What I got wrong about career progression


What I got wrong about career progression

For a long time, I thought I knew what progress looked like.

More responsibility. Bigger teams. Broader scope.

Each step up felt like movement in the right direction. Like things were going as they should.

At one point, I was leading around 80 people.

And I don’t regret any of that. There’s a lot I learned from it. A lot I’m proud of.

But if I’m honest, I don’t think I ever really stopped to question why I was chasing it.


What I thought it meant

I think I associated progression with scale.

More people meant more impact. A bigger role meant I was doing something right. It was visible. It was measurable in a way that felt clear.

It also looked how a career is supposed to look.

You move up. You take on more. You lead more people. You become more responsible for bigger things.

That narrative is everywhere.

And it’s easy to follow it without really questioning whether it fits.


What changes at that level

The reality of those roles is different.

You move further away from the work. Your time is spent in conversations, decisions, alignment, managing the shape of things.

That work matters. It’s important.

But it’s also more abstract.

You’re not as close to the problems. You’re not as close to the building. There’s more distance between thinking and doing.

And over time, I think I lost something in that.


What I didn’t realise at the time

I don’t think I realised how much I valued being closer to the work.

Being able to explore ideas directly. To build things. To test, change, move quickly.

To feel the impact of decisions in a more immediate way.

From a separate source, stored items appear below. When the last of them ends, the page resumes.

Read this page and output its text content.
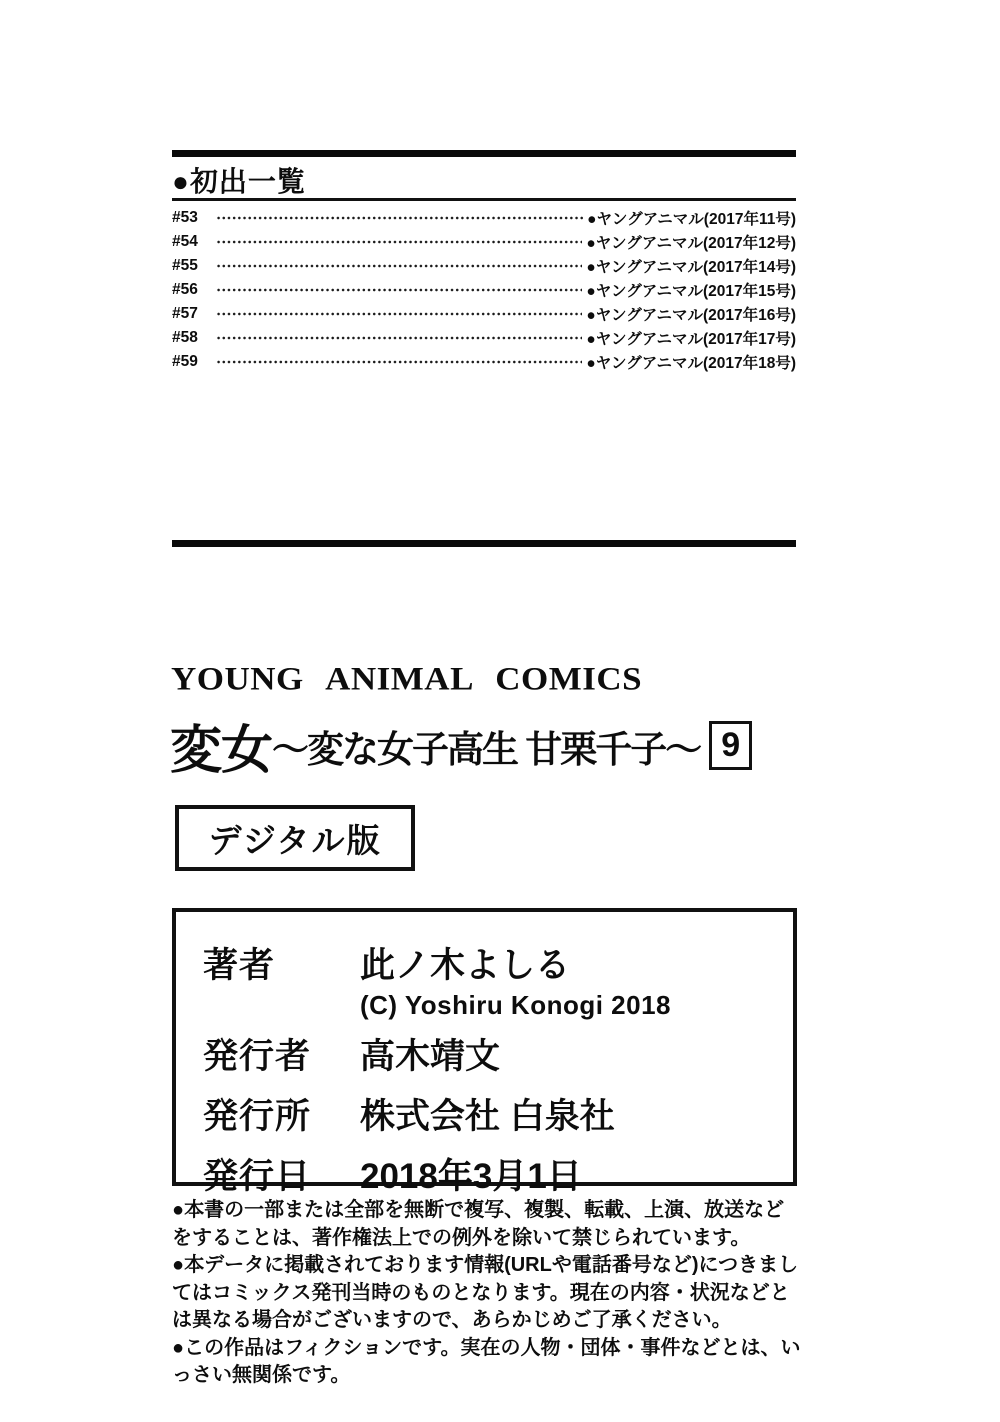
●初出一覧
#53	●ヤングアニマル(2017年11号)
#54	●ヤングアニマル(2017年12号)
#55	●ヤングアニマル(2017年14号)
#56	●ヤングアニマル(2017年15号)
#57	●ヤングアニマル(2017年16号)
#58	●ヤングアニマル(2017年17号)
#59	●ヤングアニマル(2017年18号)
YOUNG ANIMAL COMICS
変女 ～変な女子高生 甘栗千子～ 9
デジタル版
著者	此ノ木よしる
(C) Yoshiru Konogi 2018
発行者	高木靖文
発行所	株式会社 白泉社
発行日	2018年3月1日

●本書の一部または全部を無断で複写、複製、転載、上演、放送などをすることは、著作権法上での例外を除いて禁じられています。

●本データに掲載されております情報(URLや電話番号など)につきましてはコミックス発刊当時のものとなります。現在の内容・状況などとは異なる場合がございますので、あらかじめご了承ください。

●この作品はフィクションです。実在の人物・団体・事件などとは、いっさい無関係です。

Those things become harder at scale.

Not impossible. But harder.

And I think I only really noticed that once I stepped back from it.


What’s changed now

More recently, I’ve been working in a much smaller team.

Six or seven people.

Closer to the work. Less distance. More direct involvement in what we’re actually building.

And I’ve enjoyed it more than anything I’ve done in a long time.

Not because it’s easier.

But because it feels more real.

More connected. More tangible. Less about managing from a distance and more about actually doing.

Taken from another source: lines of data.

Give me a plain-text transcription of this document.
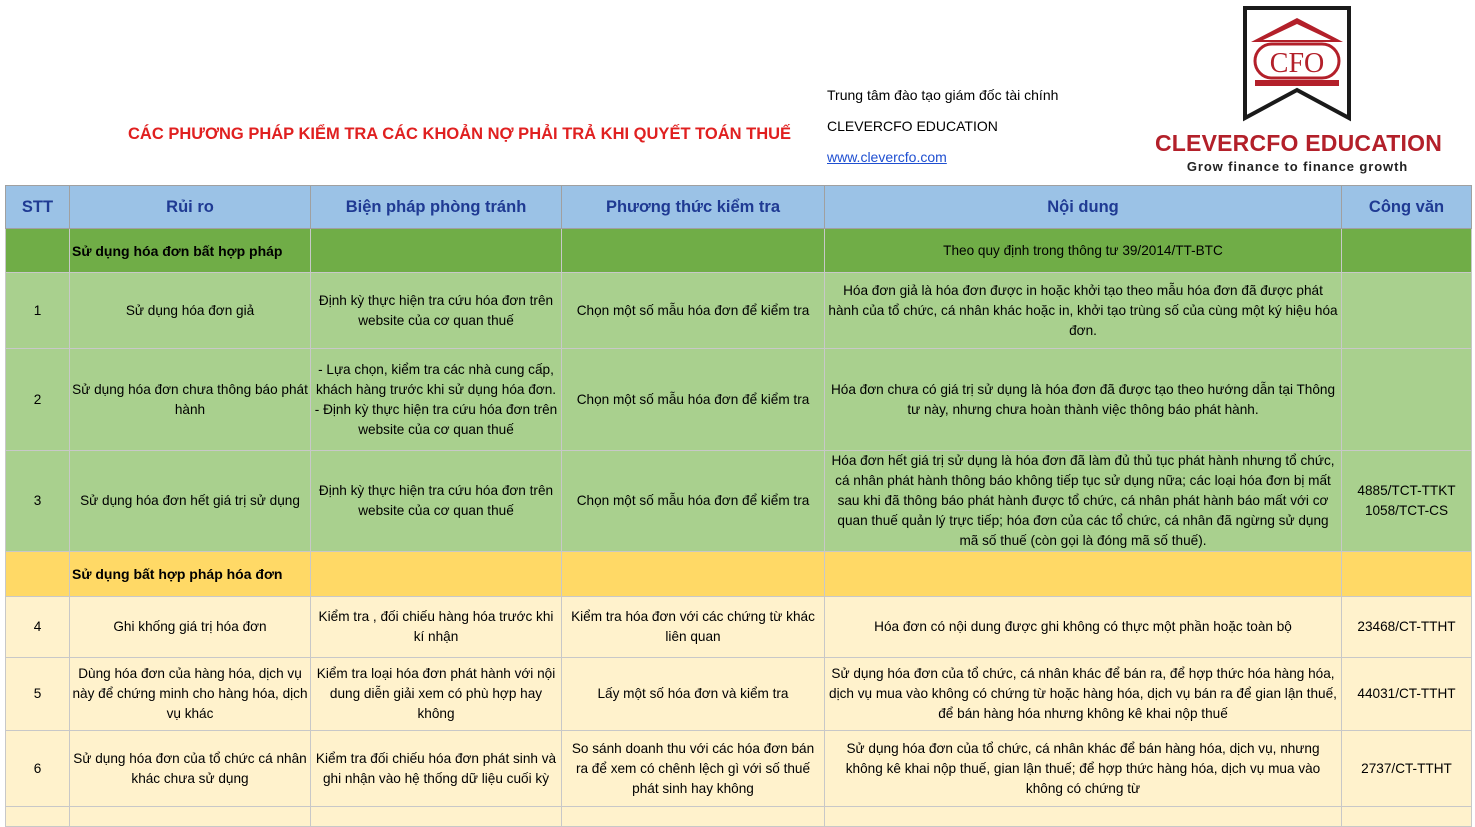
CÁC PHƯƠNG PHÁP KIỂM TRA CÁC KHOẢN NỢ PHẢI TRẢ KHI QUYẾT TOÁN THUẾ
Trung tâm đào tạo giám đốc tài chính
CLEVERCFO EDUCATION
www.clevercfo.com
CFO
CLEVERCFO EDUCATION
Grow finance to finance growth
STT	Rủi ro	Biện pháp phòng tránh	Phương thức kiểm tra	Nội dung	Công văn
	Sử dụng hóa đơn bất hợp pháp			Theo quy định trong thông tư 39/2014/TT-BTC	
1	Sử dụng hóa đơn giả	Định kỳ thực hiện tra cứu hóa đơn trên website của cơ quan thuế	Chọn một số mẫu hóa đơn để kiểm tra	Hóa đơn giả là hóa đơn được in hoặc khởi tạo theo mẫu hóa đơn đã được phát hành của tổ chức, cá nhân khác hoặc in, khởi tạo trùng số của cùng một ký hiệu hóa đơn.	
2	Sử dụng hóa đơn chưa thông báo phát hành	- Lựa chọn, kiểm tra các nhà cung cấp, khách hàng trước khi sử dụng hóa đơn.
- Định kỳ thực hiện tra cứu hóa đơn trên website của cơ quan thuế	Chọn một số mẫu hóa đơn để kiểm tra	Hóa đơn chưa có giá trị sử dụng là hóa đơn đã được tạo theo hướng dẫn tại Thông tư này, nhưng chưa hoàn thành việc thông báo phát hành.	
3	Sử dụng hóa đơn hết giá trị sử dụng	Định kỳ thực hiện tra cứu hóa đơn trên website của cơ quan thuế	Chọn một số mẫu hóa đơn để kiểm tra	Hóa đơn hết giá trị sử dụng là hóa đơn đã làm đủ thủ tục phát hành nhưng tổ chức, cá nhân phát hành thông báo không tiếp tục sử dụng nữa; các loại hóa đơn bị mất sau khi đã thông báo phát hành được tổ chức, cá nhân phát hành báo mất với cơ quan thuế quản lý trực tiếp; hóa đơn của các tổ chức, cá nhân đã ngừng sử dụng mã số thuế (còn gọi là đóng mã số thuế).	4885/TCT-TTKT
1058/TCT-CS
	Sử dụng bất hợp pháp hóa đơn				
4	Ghi khống giá trị hóa đơn	Kiểm tra , đối chiếu hàng hóa trước khi kí nhận	Kiểm tra hóa đơn với các chứng từ khác liên quan	Hóa đơn có nội dung được ghi không có thực một phần hoặc toàn bộ	23468/CT-TTHT
5	Dùng hóa đơn của hàng hóa, dịch vụ này để chứng minh cho hàng hóa, dịch vụ khác	Kiểm tra loại hóa đơn phát hành với nội dung diễn giải xem có phù hợp hay không	Lấy một số hóa đơn và kiểm tra	Sử dụng hóa đơn của tổ chức, cá nhân khác để bán ra, để hợp thức hóa hàng hóa, dịch vụ mua vào không có chứng từ hoặc hàng hóa, dịch vụ bán ra để gian lận thuế, để bán hàng hóa nhưng không kê khai nộp thuế	44031/CT-TTHT
6	Sử dụng hóa đơn của tổ chức cá nhân khác chưa sử dụng	Kiểm tra đối chiếu hóa đơn phát sinh và ghi nhận vào hệ thống dữ liệu cuối kỳ	So sánh doanh thu với các hóa đơn bán ra để xem có chênh lệch gì với số thuế phát sinh hay không	Sử dụng hóa đơn của tổ chức, cá nhân khác để bán hàng hóa, dịch vụ, nhưng không kê khai nộp thuế, gian lận thuế; để hợp thức hàng hóa, dịch vụ mua vào không có chứng từ	2737/CT-TTHT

Rethinking what progress means

It’s made me rethink what progression actually is.

For a long time, I thought it was about moving up.

Now I’m not so sure.

Sometimes it’s about moving closer.

Closer to the work. Closer to the problems. Closer to the things that actually give you energy.

That doesn’t make one path better than the other.

But it does make it more obvious that there isn’t a single direction everyone should be moving in.


Closing

I don’t think I got it wrong.

But I do think I followed a version of success that I hadn’t properly questioned.

And now that I have, things feel a bit clearer.

Not in terms of what comes next.

But in terms of what actually matters to me, and I’m having the time of my life.